E passou a choramingar em desespero, enquanto o funcionário
celestial, compadecidamente, lhe observava os gestos.
Fragoso traduzia o próprio pesar com a boca, no entanto, a
consciência, como que instalada agora em seus ouvidos, instava com ele a
recordar.
Inegavelmente, amontoara vultosos bens. Atingira retumbante êxito
nos negócios a que se afeiçoara e desprendera-se do corpo terrestre no cadastro
dos proprietários de grande expressão. Não conseguira visitar pessoalmente os
necessitados, porque o tempo lhe minguava cada dia, na laboriosa tarefa de
preservação da própria fortuna, jamais obtivera folgas para ouvir um indigente,
nunca pudera dispensar um minuto às mulheres infelizes que lhe recorriam à
casa, entretanto, prevendo a morte que se avizinhava, inflexível, organizara
generoso testamento. E assim, agindo à pressa, não se esquecera das
instituições piedosas das quais possuía vago conhecimento, inclusive as que ele
pretendia criar. Por isso, em quatro dias, dotara-as todas com expressivos
recursos, encomendando-se-lhes às preces.
Não se desfizera, pois, de tudo, para exercer o auxílio ao
próximo?
Não teria sido, porém, mais aconselhável praticar a beneficência,
antes da atribulada viagem para o túmulo?
Notando que o coração e a consciência duelavam dentro dele, rogou
à entidade angélica tomasse em consideração a legitimidade das suas
demonstrações de virtude, reafirmando que a caridade por ele efetuada deveria
ser passaporte justo ao acesso ao paraíso.
O benfeitor espiritual declarou respeitar-lhe o argumento,
informando, porém, que só mediante provas tangíveis advogar-lhe-ia a causa,
junto aos poderes celestes. Trouxesse Fragoso a documentação positiva daquilo
que verbalmente apontava e defender-lhe-ia a entrada no Paço da Eterna Luz.

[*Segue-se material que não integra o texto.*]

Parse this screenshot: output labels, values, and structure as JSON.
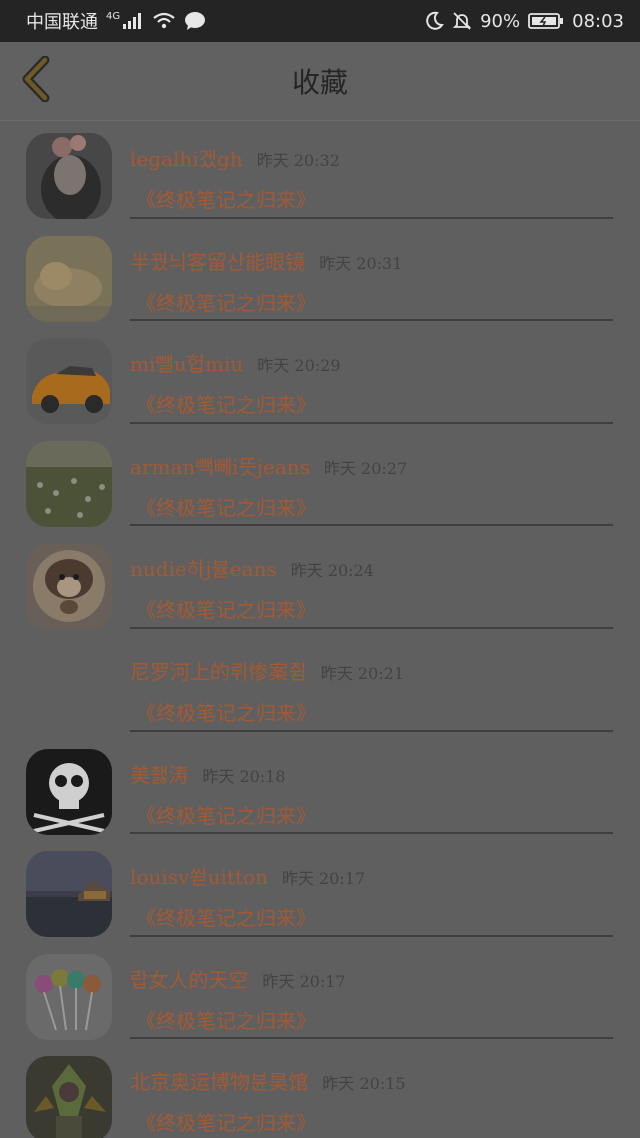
{
  "status_bar": {
    "carrier": "中国联通",
    "network": "4G",
    "battery": "90%",
    "time": "08:03"
  },
  "header": {
    "title": "收藏"
  },
  "favorites": [
    {
      "name": "legalhi겠gh",
      "time": "昨天 20:32",
      "book": "《终极笔记之归来》",
      "avatar": "girl-photo"
    },
    {
      "name": "半꿨늬客留산能眼镜",
      "time": "昨天 20:31",
      "book": "《终极笔记之归来》",
      "avatar": "cat-photo"
    },
    {
      "name": "mi뺄u헙miu",
      "time": "昨天 20:29",
      "book": "《终极笔记之归来》",
      "avatar": "car-photo"
    },
    {
      "name": "arman빽뻬i뜻jeans",
      "time": "昨天 20:27",
      "book": "《终极笔记之归来》",
      "avatar": "flower-field-photo"
    },
    {
      "name": "nudie하j뷸eans",
      "time": "昨天 20:24",
      "book": "《终极笔记之归来》",
      "avatar": "dog-cartoon"
    },
    {
      "name": "尼罗河上的뤼惨案쥠",
      "time": "昨天 20:21",
      "book": "《终极笔记之归来》",
      "avatar": ""
    },
    {
      "name": "美쵏涛",
      "time": "昨天 20:18",
      "book": "《终极笔记之归来》",
      "avatar": "skull-crossbones"
    },
    {
      "name": "louisv쐳uitton",
      "time": "昨天 20:17",
      "book": "《终极笔记之归来》",
      "avatar": "lake-night-photo"
    },
    {
      "name": "랍女人的天空",
      "time": "昨天 20:17",
      "book": "《终极笔记之归来》",
      "avatar": "colorful-pens-photo"
    },
    {
      "name": "北京奥运博物뷴昊馆",
      "time": "昨天 20:15",
      "book": "《终极笔记之归来》",
      "avatar": "game-character"
    }
  ],
  "colors": {
    "accent": "#a35a34",
    "overlay_bg": "#5f5f5f",
    "status_bg": "#242424"
  }
}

Cirilo deu-se pressa em voltar à Terra e, aflito, extraiu as notas
mais importantes, com referência aos legados que fizera às associações pias,
presentes e futuras, nas derradeiras horas do corpo, e retornou à presença do
amigo espiritual, diante de quem leu em voz firme e confiante:
— Para os velhinhos de diversos refúgios, deixei quatrocentos mil
cruzeiros. Para os doentes de várias agremiações, deixei oitocentos mil
cruzeiros. Para a instalação de um hospital de câncer, deixei seiscentos mil
cruzeiros. Para a fundação do Instituto São Damião, em favor dos leprosos,
deixei trezentos mil cruzeiros. Para a assistência à infância desvalida, deixei
quinhentos mil cruzeiros. Para meus empregados, deixei quatro casas e seis
lotes de terras, no valor de um milhão e duzentos mil cruzeiros. Em mãos do meu
testamenteiro, deixei, desse modo, a importância total de três milhões e
oitocentos mil cruzeiros, para a realização de boas obras.
Terminada a leitura, reparou que o anjo não se mostrava
satisfeito.
Em razão disso, perguntou, ansioso:
— Não terei cumprido, assim, os preceitos de Jesus?
O interpelado, porém, aclarou, triste:
— Fragoso, é preciso pensar. Segundo o Evangelho, bem-aventurado é
aquele que dá com alegria. Mas, realmente, você não deu. Suas anotações não
deixam margem a qualquer dúvida. Você simplesmente deixou. Deixou, porque não
podia trazer.
E porque Cirilo entrasse em aflitiva expectação, o anjo rematou:
— Infelizmente, seu lugar, por enquanto, ainda não é aqui.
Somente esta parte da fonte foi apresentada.